Daniel Beahan

Personal information
- Full name: Daniel Beahan
- Nickname: "Dan"
- Nationality: Australia
- Born: 5 April 1984 (age 42) Bundaberg, Queensland
- Height: 1.88 m (6 ft 2 in)
- Weight: 93 kg (205 lb)

Sport
- Sport: Boxing
- Weight class: Super Heavyweight
- Club: Gladstone Amateur Boxing Club

= Daniel Beahan =

Australian boxer (born 1984)

Daniel Beahan (born 5 April 1984 in Bundaberg, Queensland) is an Australian amateur boxer best known to qualify for the Olympics 2008 at super heavyweight. He was an Australian Institute of Sport scholarship holder.

==Career==
In 2002 he won a Light-Heavyweight Bronze at the Junior World Championships in Santiago, Cuba when he was stopped in the semi by Ukrainian Roman Zavalnyuk, after beating Chinese boxer XINGYA, FENG.

Until 2005 Beahan who is from Gladstone, Queensland and works as a plumber then competed at 201 lbs limit where he lost to Bradley Michael Pitt at the Nationals.

At superheavy he lost the qualifier for a berth in the Commonwealth 2006 team to the bigger Steven Rudic but managed to establish himself as the Australian representing that weightclass later by beating Rudic repeatedly.

Internationally his success has been moderate. At Grand Prix-Usti, Czech Republic, Daniel defeated Brazilian MMA superstar Antonio Rogerio Nogueira on points 20:10 before upsetting Bulgarian favourite Kubrat Pulev, with a right hook which opened a cut above Pulev's left eye, RSCI in the 2nd round.
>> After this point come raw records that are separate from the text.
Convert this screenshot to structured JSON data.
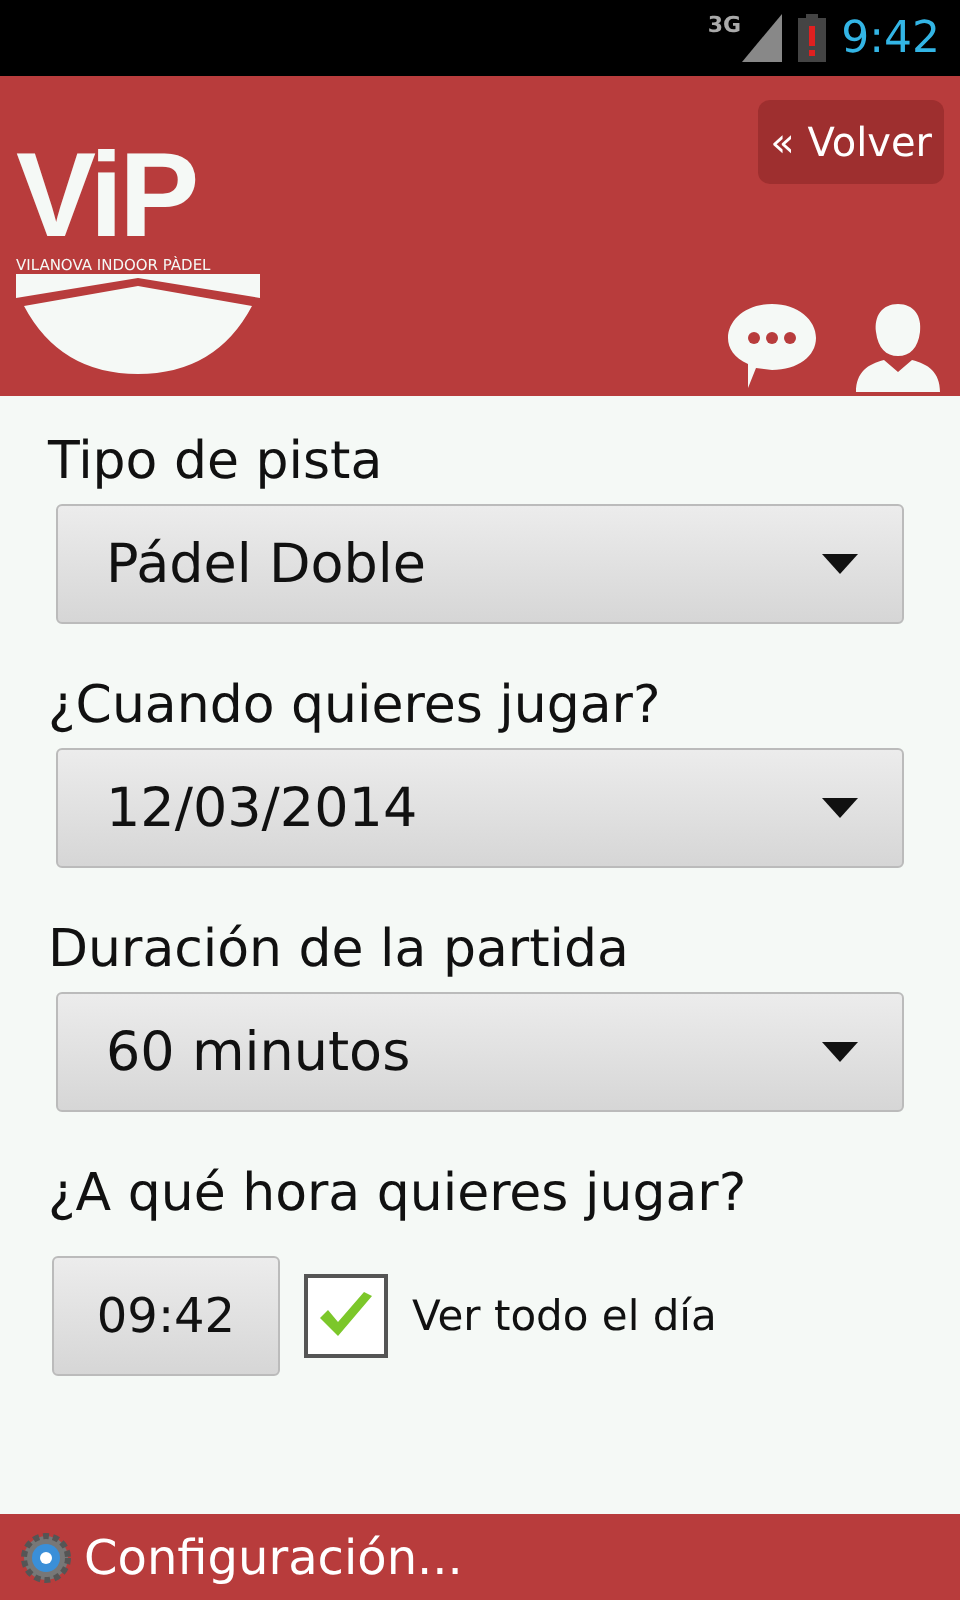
{
  "status_bar": {
    "network": "3G",
    "time": "9:42"
  },
  "header": {
    "logo": {
      "letters": "ViP",
      "tagline": "VILANOVA INDOOR PÀDEL"
    },
    "back_button": "« Volver"
  },
  "form": [
    {
      "label": "Tipo de pista",
      "kind": "dropdown",
      "value": "Pádel Doble"
    },
    {
      "label": "¿Cuando quieres jugar?",
      "kind": "dropdown",
      "value": "12/03/2014"
    },
    {
      "label": "Duración de la partida",
      "kind": "dropdown",
      "value": "60 minutos"
    },
    {
      "label": "¿A qué hora quieres jugar?",
      "kind": "time",
      "value": "09:42",
      "checkbox": {
        "label": "Ver todo el día",
        "checked": true
      }
    }
  ],
  "footer": {
    "label": "Configuración..."
  }
}
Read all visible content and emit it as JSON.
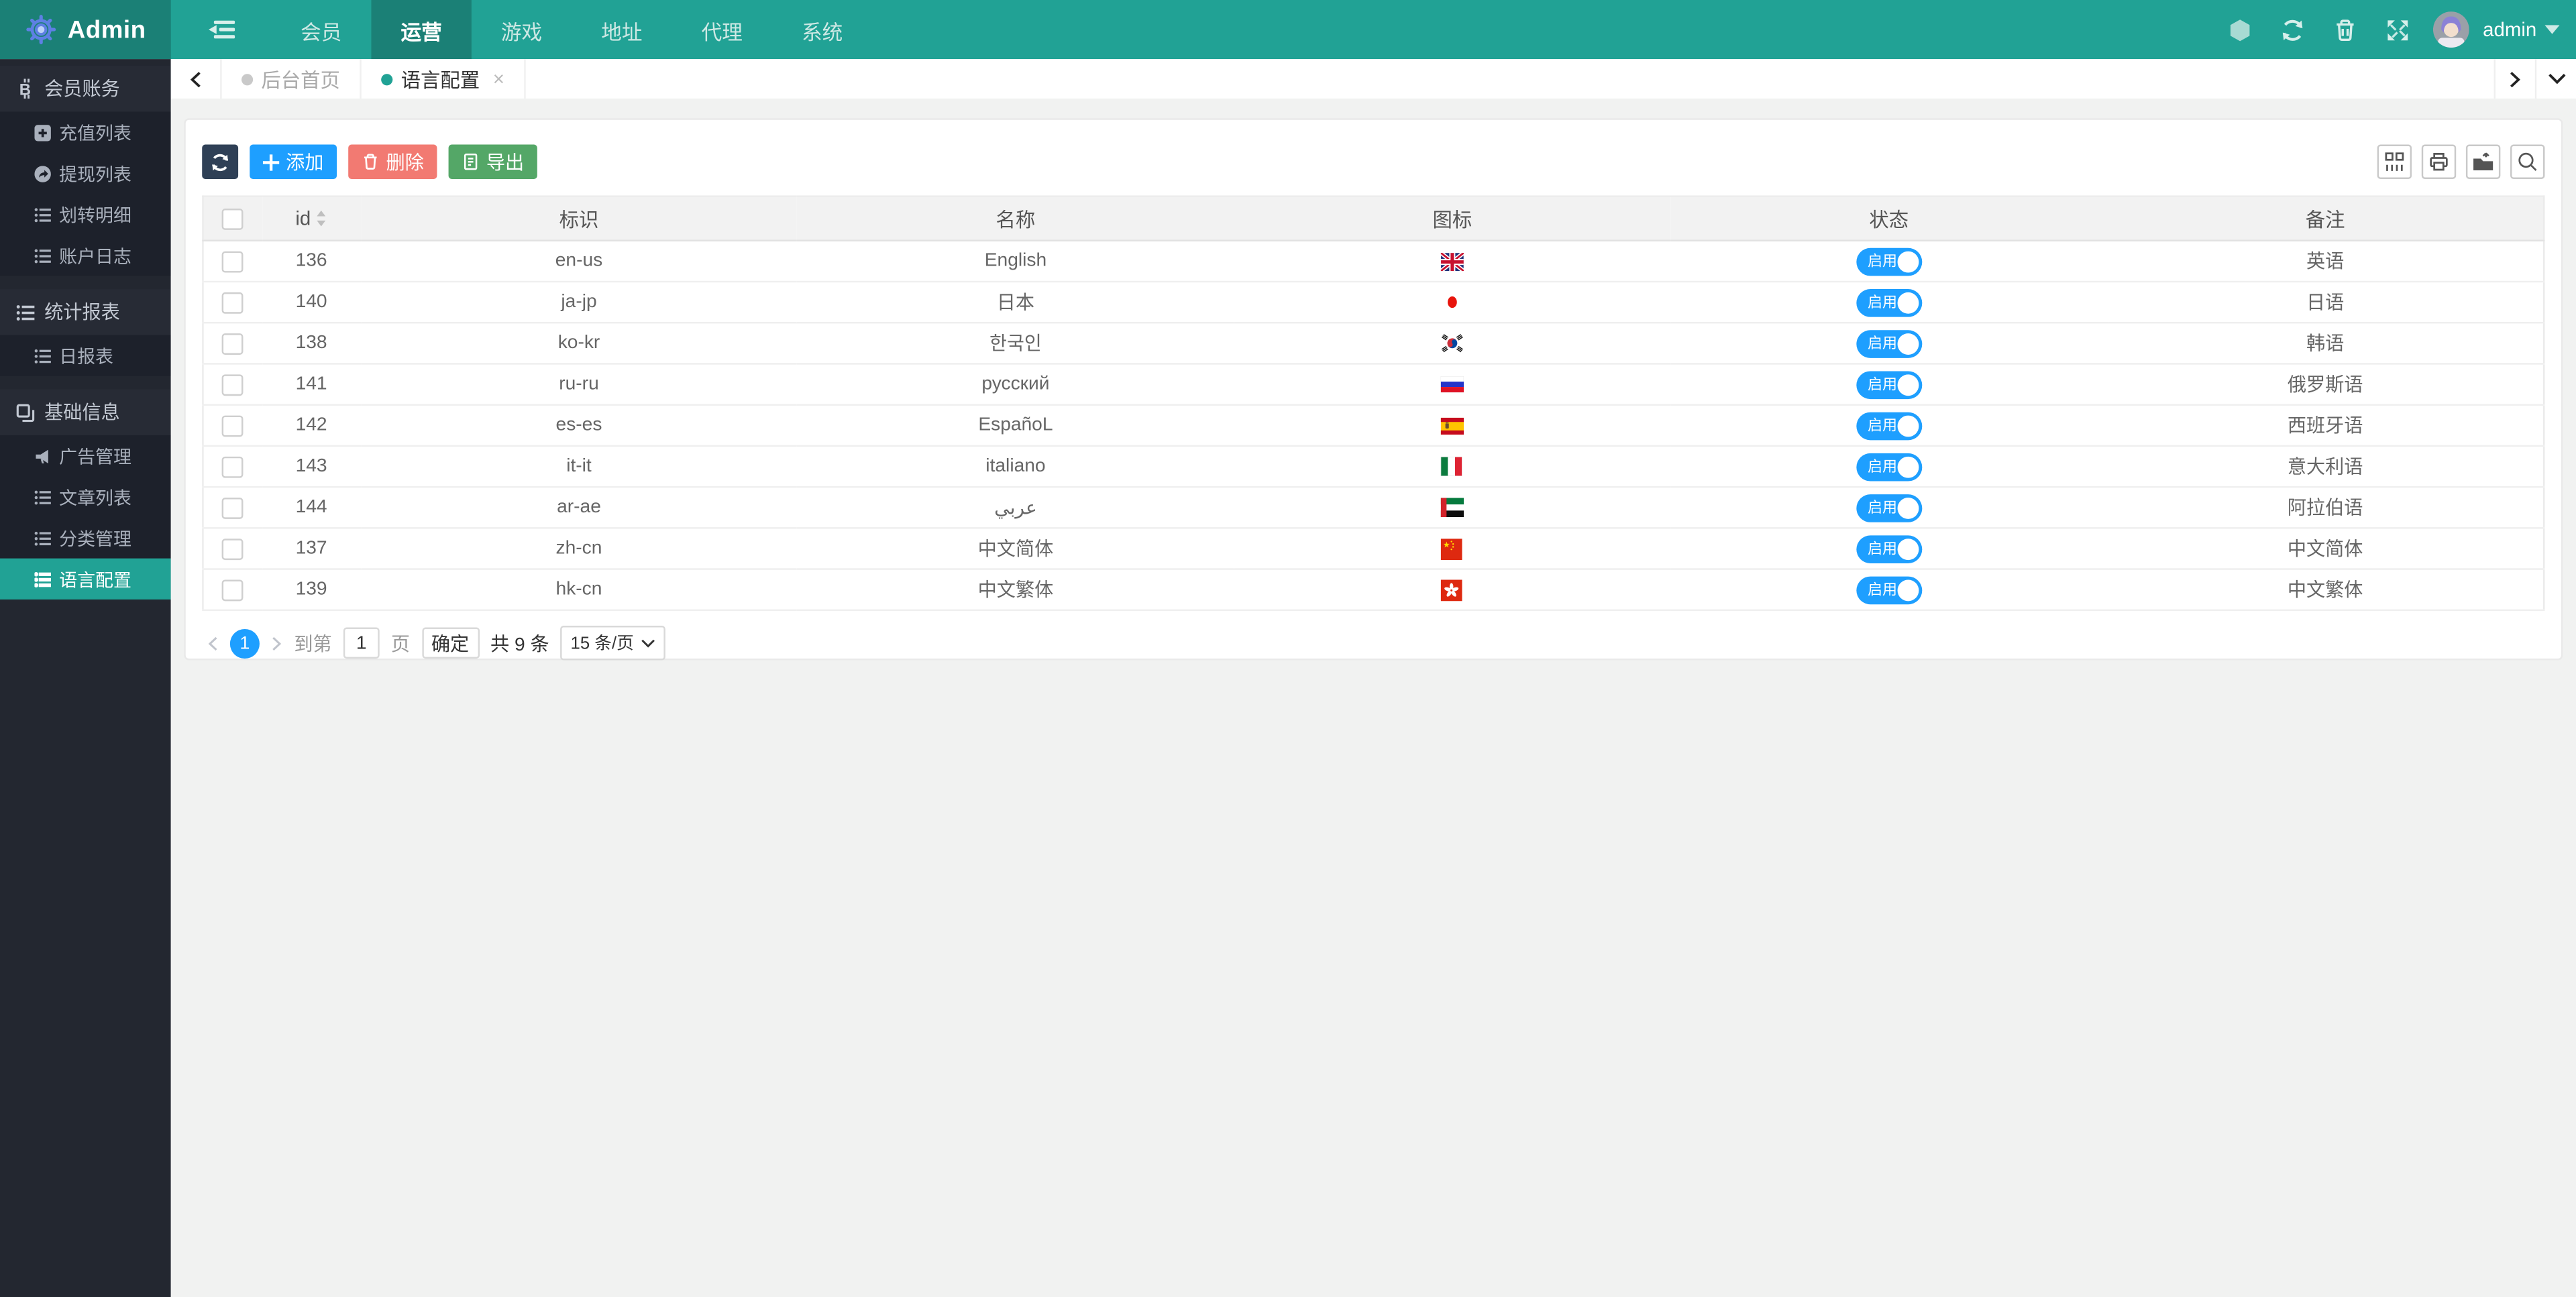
{
  "navbar": {
    "brand": "Admin",
    "items": [
      {
        "label": "会员",
        "active": false
      },
      {
        "label": "运营",
        "active": true
      },
      {
        "label": "游戏",
        "active": false
      },
      {
        "label": "地址",
        "active": false
      },
      {
        "label": "代理",
        "active": false
      },
      {
        "label": "系统",
        "active": false
      }
    ],
    "right_icons": [
      "hexagon-icon",
      "refresh-icon",
      "trash-icon",
      "fullscreen-icon"
    ],
    "user": {
      "name": "admin"
    }
  },
  "sidebar": {
    "sections": [
      {
        "label": "会员账务",
        "icon": "bitcoin-icon",
        "items": [
          {
            "label": "充值列表",
            "icon": "plus-square-icon"
          },
          {
            "label": "提现列表",
            "icon": "share-icon"
          },
          {
            "label": "划转明细",
            "icon": "list-icon"
          },
          {
            "label": "账户日志",
            "icon": "list-icon"
          }
        ]
      },
      {
        "label": "统计报表",
        "icon": "list-icon",
        "items": [
          {
            "label": "日报表",
            "icon": "list-icon"
          }
        ]
      },
      {
        "label": "基础信息",
        "icon": "copy-icon",
        "items": [
          {
            "label": "广告管理",
            "icon": "horn-icon"
          },
          {
            "label": "文章列表",
            "icon": "list-icon"
          },
          {
            "label": "分类管理",
            "icon": "list-icon"
          },
          {
            "label": "语言配置",
            "icon": "list-icon",
            "active": true
          }
        ]
      }
    ]
  },
  "tabs": {
    "items": [
      {
        "label": "后台首页",
        "active": false
      },
      {
        "label": "语言配置",
        "active": true,
        "close": "×"
      }
    ]
  },
  "toolbar": {
    "add_label": "添加",
    "delete_label": "删除",
    "export_label": "导出",
    "right_icons": [
      "columns-icon",
      "printer-icon",
      "export-folder-icon",
      "search-icon"
    ]
  },
  "table": {
    "columns": [
      "id",
      "标识",
      "名称",
      "图标",
      "状态",
      "备注"
    ],
    "rows": [
      {
        "id": "136",
        "code": "en-us",
        "name": "English",
        "flag": "gb",
        "status": "启用",
        "remark": "英语"
      },
      {
        "id": "140",
        "code": "ja-jp",
        "name": "日本",
        "flag": "jp",
        "status": "启用",
        "remark": "日语"
      },
      {
        "id": "138",
        "code": "ko-kr",
        "name": "한국인",
        "flag": "kr",
        "status": "启用",
        "remark": "韩语"
      },
      {
        "id": "141",
        "code": "ru-ru",
        "name": "русский",
        "flag": "ru",
        "status": "启用",
        "remark": "俄罗斯语"
      },
      {
        "id": "142",
        "code": "es-es",
        "name": "EspañoL",
        "flag": "es",
        "status": "启用",
        "remark": "西班牙语"
      },
      {
        "id": "143",
        "code": "it-it",
        "name": "italiano",
        "flag": "it",
        "status": "启用",
        "remark": "意大利语"
      },
      {
        "id": "144",
        "code": "ar-ae",
        "name": "عربي",
        "flag": "ae",
        "status": "启用",
        "remark": "阿拉伯语"
      },
      {
        "id": "137",
        "code": "zh-cn",
        "name": "中文简体",
        "flag": "cn",
        "status": "启用",
        "remark": "中文简体"
      },
      {
        "id": "139",
        "code": "hk-cn",
        "name": "中文繁体",
        "flag": "hk",
        "status": "启用",
        "remark": "中文繁体"
      }
    ]
  },
  "pagination": {
    "current_page": "1",
    "goto_label": "到第",
    "page_input_value": "1",
    "page_unit_label": "页",
    "confirm_label": "确定",
    "total_label": "共 9 条",
    "page_size_label": "15 条/页"
  },
  "colors": {
    "navbar_teal": "#21A295",
    "navbar_dark_teal": "#1B8076",
    "sidebar_bg": "#232730",
    "sidebar_section_bg": "#272B35",
    "sidebar_submenu_bg": "#1D212B",
    "active_teal": "#21A295",
    "primary_blue": "#1E9FFF",
    "danger_red": "#F27A72",
    "success_green": "#54A767",
    "dark_navy": "#2F4056",
    "page_bg": "#F1F2F1",
    "header_gray": "#F2F2F2"
  }
}
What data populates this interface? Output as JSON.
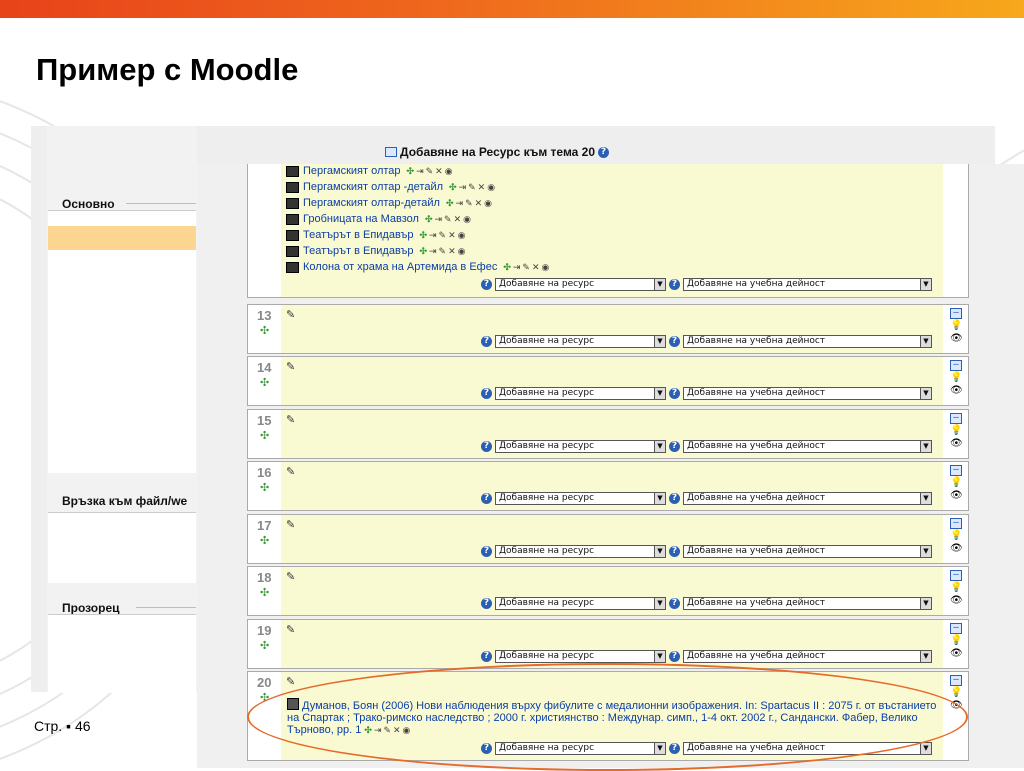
{
  "slide": {
    "title": "Пример с Moodle",
    "page_label": "Стр. ▪ 46"
  },
  "form": {
    "labels": {
      "basic": "Основно",
      "link": "Връзка към файл/we",
      "window": "Прозорец"
    }
  },
  "header": {
    "title": "Добавяне на Ресурс към тема 20"
  },
  "top_section": {
    "resources": [
      "Пергамският олтар",
      "Пергамският олтар -детайл",
      "Пергамският олтар-детайл",
      "Гробницата на Мавзол",
      "Театърът в Епидавър",
      "Театърът в Епидавър",
      "Колона от храма на Артемида в Ефес"
    ]
  },
  "selects": {
    "add_resource": "Добавяне на ресурс",
    "add_activity": "Добавяне на учебна дейност"
  },
  "sections": [
    {
      "num": "13"
    },
    {
      "num": "14"
    },
    {
      "num": "15"
    },
    {
      "num": "16"
    },
    {
      "num": "17"
    },
    {
      "num": "18"
    },
    {
      "num": "19"
    },
    {
      "num": "20",
      "resource_text": "Думанов, Боян (2006) Нови наблюдения върху фибулите с медалионни изображения. In: Spartacus II : 2075 г. от въстанието на Спартак ; Тракo-римско наследство ; 2000 г. християнство : Междунар. симп., 1-4 окт. 2002 г., Сандански. Фабер, Велико Търново, pp. 1"
    }
  ],
  "colors": {
    "topbar_start": "#e8431a",
    "topbar_end": "#f7a81b",
    "section_bg": "#fafad2",
    "link": "#0a3ea6",
    "highlight_oval": "#e66a2a"
  },
  "icons": {
    "edit": "pencil-icon",
    "move": "move-arrows-icon",
    "help": "help-icon",
    "collapse": "collapse-box-icon",
    "highlight": "lightbulb-icon",
    "visibility": "eye-icon",
    "resource": "image-file-icon"
  }
}
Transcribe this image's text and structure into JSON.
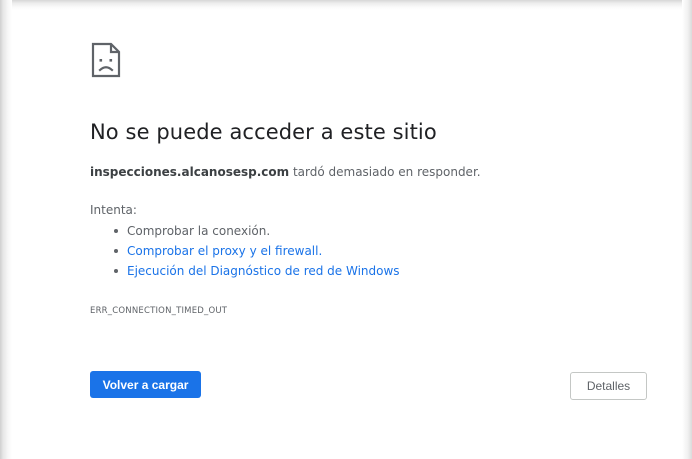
{
  "icon": {
    "name": "sad-page-icon"
  },
  "error": {
    "title": "No se puede acceder a este sitio",
    "host": "inspecciones.alcanosesp.com",
    "summary_suffix": " tardó demasiado en responder.",
    "try_label": "Intenta:",
    "suggestions": [
      {
        "label": "Comprobar la conexión.",
        "is_link": false
      },
      {
        "label": "Comprobar el proxy y el firewall.",
        "is_link": true
      },
      {
        "label": "Ejecución del Diagnóstico de red de Windows",
        "is_link": true
      }
    ],
    "code": "ERR_CONNECTION_TIMED_OUT"
  },
  "buttons": {
    "reload_label": "Volver a cargar",
    "details_label": "Detalles"
  },
  "colors": {
    "accent": "#1a73e8",
    "title_text": "#202124",
    "body_text": "#5f6368",
    "link": "#1a73e8"
  }
}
In the semi-final he was out scored 21;10 by Beka Lobzhanidze of Georgia. He lost a controversial decision to Isekeu Maama at the Oceania Championships in 2007, however beat Maama but lost to David Price (boxer) in the final of the Commonwealth Championships in Liverpool England. At the 2007 World Amateur Boxing Championshipsafter beating Roc Urbanc of Slovenia and Serbian Mane Marceta he got KOd by massive Chinese southpaw Zhang Zhilei in the quarter-finals.

In 2008 the 24-year-old did qualify for the Olympics by winning the Oceania championships. He defeated Tongan BNGATA Nimilote and Fijian CAGILOALOA Navitalai before winning the final against Uaine Fa, Tonga.
He lost his 2008 Summer Olympics debut to Ruslan Myrsatayev by RSC.